On the organisational questionnaire, NCEPOD asked how case information was usually provided. Mortuaries could answer as either written, oral, or as a combination of both written and oral. Results show that in the majority of mortuaries (97%, 187/193) information for the autopsy are either written, or were a combination of written and oral. In 2.5% (5/193) of mortuaries instruction for autopsy are given orally only (Figure 4).

Figure 4: How autopsy case information is usually given to pathologists

Figure 4: How autopsy case information is usually given to pathologists

Reviewing the cases where an organisational questionnaire had been returned from the mortuary in which the autopsy was performed, it was noted with some surprise that in only 22% (30/1,360) of cases did a written request specifically to perform an autopsy form part of the supporting documentation. It may be, however, that the coroner's office reports were faxed to the mortuary and these were considered to constitute a written request for autopsy, although they were not categorised as such for this study.

These data were also correlated with mortuary type (local authority or hospital). Results showed that a higher proportion of pathologists were being given information orally in local authority mortuaries than in hospital mortuaries. Correspondingly, written only information was used more in hospital mortuaries than in local authority mortuaries (Table 5).
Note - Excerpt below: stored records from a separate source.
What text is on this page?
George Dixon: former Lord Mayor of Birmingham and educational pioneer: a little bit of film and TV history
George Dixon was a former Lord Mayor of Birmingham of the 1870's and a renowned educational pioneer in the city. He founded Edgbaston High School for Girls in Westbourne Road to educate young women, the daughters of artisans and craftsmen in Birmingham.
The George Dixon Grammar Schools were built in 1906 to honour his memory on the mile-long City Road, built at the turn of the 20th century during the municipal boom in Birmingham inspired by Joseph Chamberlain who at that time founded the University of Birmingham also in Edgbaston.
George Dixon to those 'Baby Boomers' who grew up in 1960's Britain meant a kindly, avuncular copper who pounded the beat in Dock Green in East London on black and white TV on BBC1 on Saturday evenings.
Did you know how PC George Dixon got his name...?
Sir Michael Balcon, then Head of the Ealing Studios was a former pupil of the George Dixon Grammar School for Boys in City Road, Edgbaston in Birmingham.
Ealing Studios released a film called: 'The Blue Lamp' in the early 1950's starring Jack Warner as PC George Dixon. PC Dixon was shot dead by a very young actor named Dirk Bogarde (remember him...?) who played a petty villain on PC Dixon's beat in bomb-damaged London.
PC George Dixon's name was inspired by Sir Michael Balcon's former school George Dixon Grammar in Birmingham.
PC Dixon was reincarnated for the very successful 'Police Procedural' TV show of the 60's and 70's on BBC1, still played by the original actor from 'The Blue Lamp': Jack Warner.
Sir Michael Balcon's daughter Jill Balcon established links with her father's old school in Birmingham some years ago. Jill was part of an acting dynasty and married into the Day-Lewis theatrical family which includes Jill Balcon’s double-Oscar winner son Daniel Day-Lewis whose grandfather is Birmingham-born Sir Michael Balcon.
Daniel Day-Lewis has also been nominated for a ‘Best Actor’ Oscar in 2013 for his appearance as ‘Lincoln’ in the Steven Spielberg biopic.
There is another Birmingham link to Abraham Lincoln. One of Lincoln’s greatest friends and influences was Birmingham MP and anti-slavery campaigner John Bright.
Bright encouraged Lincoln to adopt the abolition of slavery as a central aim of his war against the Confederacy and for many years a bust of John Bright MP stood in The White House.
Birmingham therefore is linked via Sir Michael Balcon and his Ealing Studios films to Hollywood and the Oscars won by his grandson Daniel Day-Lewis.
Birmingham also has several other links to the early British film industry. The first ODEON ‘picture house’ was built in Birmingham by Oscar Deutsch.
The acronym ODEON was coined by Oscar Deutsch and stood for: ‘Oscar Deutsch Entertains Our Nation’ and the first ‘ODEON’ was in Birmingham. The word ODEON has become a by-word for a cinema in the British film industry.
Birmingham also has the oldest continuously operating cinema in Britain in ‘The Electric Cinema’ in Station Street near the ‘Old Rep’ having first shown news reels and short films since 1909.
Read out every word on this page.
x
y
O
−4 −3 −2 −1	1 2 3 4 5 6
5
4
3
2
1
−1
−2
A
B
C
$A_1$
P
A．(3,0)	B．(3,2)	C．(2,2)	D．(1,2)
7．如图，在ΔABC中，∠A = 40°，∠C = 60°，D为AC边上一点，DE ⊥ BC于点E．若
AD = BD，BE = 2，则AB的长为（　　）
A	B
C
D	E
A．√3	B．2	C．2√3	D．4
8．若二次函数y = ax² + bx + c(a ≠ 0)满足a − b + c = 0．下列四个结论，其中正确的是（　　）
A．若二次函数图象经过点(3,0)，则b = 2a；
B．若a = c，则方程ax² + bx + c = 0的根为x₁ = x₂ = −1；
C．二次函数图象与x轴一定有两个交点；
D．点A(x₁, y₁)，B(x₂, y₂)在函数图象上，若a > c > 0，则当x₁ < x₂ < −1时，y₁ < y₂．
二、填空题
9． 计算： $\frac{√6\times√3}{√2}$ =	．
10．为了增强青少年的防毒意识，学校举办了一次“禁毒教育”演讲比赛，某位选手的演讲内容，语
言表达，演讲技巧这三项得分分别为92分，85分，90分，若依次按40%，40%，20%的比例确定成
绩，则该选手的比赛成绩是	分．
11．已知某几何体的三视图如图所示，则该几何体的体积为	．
Table 5: Mode of information provision by mortuary type
  Hospital/combined mortuary Local authority mortuary
Written 96 7
Oral 3 2
Combination of written and oral 75 7
TOTAL
174
16
Not answered 1  

The data were examined with regard to who usually requests the pathologist to perform an autopsy. This question was answered with varying combinations, but most commonly 64% (111/173) of staff from the coroner's office (or specifically the coroner's officer) gave the request. In 12% (21/173) of mortuaries, it was specified that only the coroner him/herself usually requests a pathologist to perform an autopsy (Figure 5).

Figure 5: Who requested an autopsy?

Figure 5: Who requests an autopsy?

* 'Other' answers include bereavement officer, hospital consent form or clinician, police or police forms, and pathologist.
** Multiple answers include HM Coroner and other; Coroner's officer and other; and HM Coroner and Coroner's officer.

As discussed in 'Overall quality of the supporting documentation', the advisors considered that the information that is provided to pathologists from coroners, and the method by which it is provided, is extremely important to assist the pathologist in carrying out his/her duties to the best of his/her ability. Many of the pathologist advisors could not believe that, in 2005, information and instruction about cases for autopsy were being conveyed solely by oral communication. The examination of a deceased person has such important implications for the stated cause of death for the individual, family and society that this communication process must be better standardised. Communication should be in writing and preferably typed as in some cases it was illegible.

In light of the observed quality of the supporting documentation in this study, and of the information obtained from the organisational questionnaire, the following recommendation
is made:

Recommendation

The information provided by coroners' offices to pathologists should be in a standardised format that includes an agreed minimum clinical and scene of death dataset, including date of birth and occupation of deceased. Such information should be communicated in writing.